Sœur Gertrude - et je fais appel ici, pardonnez-moi l’expression - à votre bon
sens. Sœur Gertrude dit qu’elle n’a jamais donné de bidon, donné de l’essence
à REKERAHO le 22 avril, jamais. Mais alors, si elle ment, si c’est une fieffée
menteuse et si elle dit par ailleurs tout le temps, tout le temps, qu’elle a
eu peur et qu’elle était sous la contrainte de REKERAHO et des Interahamwe,
si elle dit ça tout le temps, pourquoi alors ne pas rester logique dans
son beau système de défense admirablement construit et dire - c’est tellement
plus simple - : « L’essence, mais j’ai été forcée, j’ai été forcée,
j’ai vu un Interahamwe arriver le 22 avril à 14h de l’après-midi, avec une machette,
et il m’a dit : « C’est l’essence ou la mort » ? C’est tellement
plus facile puisqu’elle dit tout le temps qu’elle est sous la contrainte, et
qu’elle ment tout le temps. Cet argument aurait été tellement plus simple, tellement
plus simple à démontrer, à vous faire avaler, pour reprendre l’expression des
parties civiles.
Je termine, pour ma part, mon intervention avec ces mots. Sœur Gertrude
n’est pas, n’est pas une génocidaire qui a suivi un plan d’extermination anti-Tutsi.
Sœur Gertrude n’est pas cette femme qui a baigné depuis sa tendre enfance dans
le racisme. Elle n’est pas la complice de Monsieur Emmanuel REKERAHO. Elle est
face, face à REKERAHO dans un contexte exceptionnel. Si elle avait vraiment
poursuivi un plan d’extermination génocidaire comme on tente de vous le faire
croire, eh bien, je vous le promets, elle ne se serait jamais privée, comme
tout extrémiste, comme tout anti-Tutsi, elle ne se serait jamais privée, comme
tout extrémiste, comme tout anti-Tutsi, de la jouissance du massacre des 17
sœurs Tutsi qui sont toujours en vie, qui n’ont jamais été tuées et qui sont
en vie grâce, et uniquement, grâce à sœur Gertrude. J’ai dit et je vous remercie
de votre aimable attention.
Le Président : Il est souhaitable
que le public ne réagisse pas quels que soient ceux qui parlent et quel que
soit ce qu’ils disent. Maître Alain VERGAUWEN, vous avez la parole.
Me. VERGAUWEN : Je vous remercie, Monsieur le président.

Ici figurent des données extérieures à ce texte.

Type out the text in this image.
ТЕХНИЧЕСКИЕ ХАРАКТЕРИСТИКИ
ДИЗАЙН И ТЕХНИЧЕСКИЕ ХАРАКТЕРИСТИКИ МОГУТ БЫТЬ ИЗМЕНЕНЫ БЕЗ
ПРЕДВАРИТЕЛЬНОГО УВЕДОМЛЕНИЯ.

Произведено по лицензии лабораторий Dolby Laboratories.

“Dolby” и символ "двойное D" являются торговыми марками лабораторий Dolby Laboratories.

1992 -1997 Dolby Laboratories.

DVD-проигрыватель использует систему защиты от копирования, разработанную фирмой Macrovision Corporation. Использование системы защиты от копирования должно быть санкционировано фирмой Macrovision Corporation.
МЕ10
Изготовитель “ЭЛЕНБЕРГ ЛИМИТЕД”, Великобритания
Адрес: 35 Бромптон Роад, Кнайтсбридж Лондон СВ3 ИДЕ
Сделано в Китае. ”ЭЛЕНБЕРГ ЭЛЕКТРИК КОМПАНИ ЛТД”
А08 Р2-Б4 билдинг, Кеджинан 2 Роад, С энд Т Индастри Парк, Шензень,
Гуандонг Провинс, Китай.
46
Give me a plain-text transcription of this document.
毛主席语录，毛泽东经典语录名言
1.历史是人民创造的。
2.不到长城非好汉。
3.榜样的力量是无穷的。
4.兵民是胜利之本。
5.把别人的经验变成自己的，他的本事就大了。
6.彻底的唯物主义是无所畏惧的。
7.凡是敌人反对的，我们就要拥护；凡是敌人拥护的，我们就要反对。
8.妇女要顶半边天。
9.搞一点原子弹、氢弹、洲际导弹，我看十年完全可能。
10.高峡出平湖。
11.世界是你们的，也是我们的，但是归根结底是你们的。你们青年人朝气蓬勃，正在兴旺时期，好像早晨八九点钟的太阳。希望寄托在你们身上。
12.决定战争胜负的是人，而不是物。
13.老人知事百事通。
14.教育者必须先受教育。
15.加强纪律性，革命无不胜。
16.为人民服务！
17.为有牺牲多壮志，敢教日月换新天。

Monsieur
le président, Madame, Monsieur de la Cour, Mesdames et Messieurs les jurés,
comment peut-on déformer à ce point les propos de la défense ? Je pense
que je ne vais pas vous étonner en vous disant que je partage entièrement l’agacement
de mon co-plaideur. Fallait-il donc que l’accusation et les parties civiles
soient dénuées d’arguments pour en arriver à de telles extrémités ? Je
me pose cette question, mais je vais répondre, moi aussi, aux reproches qu’on
nous a faits.
Premier reproche - il y en aura cinq. Premier reproche. Maître FERMON :
« La défense de sœur Gertrude, c’est le brouillard ». Maître Clément
de CLETY : « La défense de sœur Gertrude, c’est du roman à la Gérard
DE VILLIERS, style SAS ». Tant qu’à faire, Maître de CLETY, j’aurais préféré
que vous compariez les plaidoiries des défenseurs de sœur Gertrude à un auteur
littéraire un peu plus primé, style prix Goncourt, Académie française. Alors,
la défense, dans la bouche de Monsieur l’avocat général, c’est parler du procès
truqué. Eh bien plus, c’est faire comme cet archevêque de Myrrhe en Lycie,
n’est-ce pas ? Mais, c’est ça la défense de sœur Gertrude. Alors, je ne
sais pas. Je ne sais pas effectivement ce que l’on doit faire. Que l’on n’ait
pas envie de nous écouter de l’autre côté de la barre, c’est votre problème
aux uns et aux autres. Mais que l’on n’entende même pas les mots que l’on prononce
pour venir mettre dans notre bouche des choses que nous ne vous avons jamais
dites. Avons-nous parlé de procès truqué, Mesdames et Messieurs les jurés ?
Mais je vous avais mis en garde quand je vous avais parlé de ce fameux archevêque
de Myrrhe en Lycie, n’est-ce pas. Je vous avais mis en garde et je vous avais
dit : « Mesdames et Messieurs les jurés, faites attention. Ce genre
de comportement, eh bien, c’est ce qui donne naissance à des amalgames ».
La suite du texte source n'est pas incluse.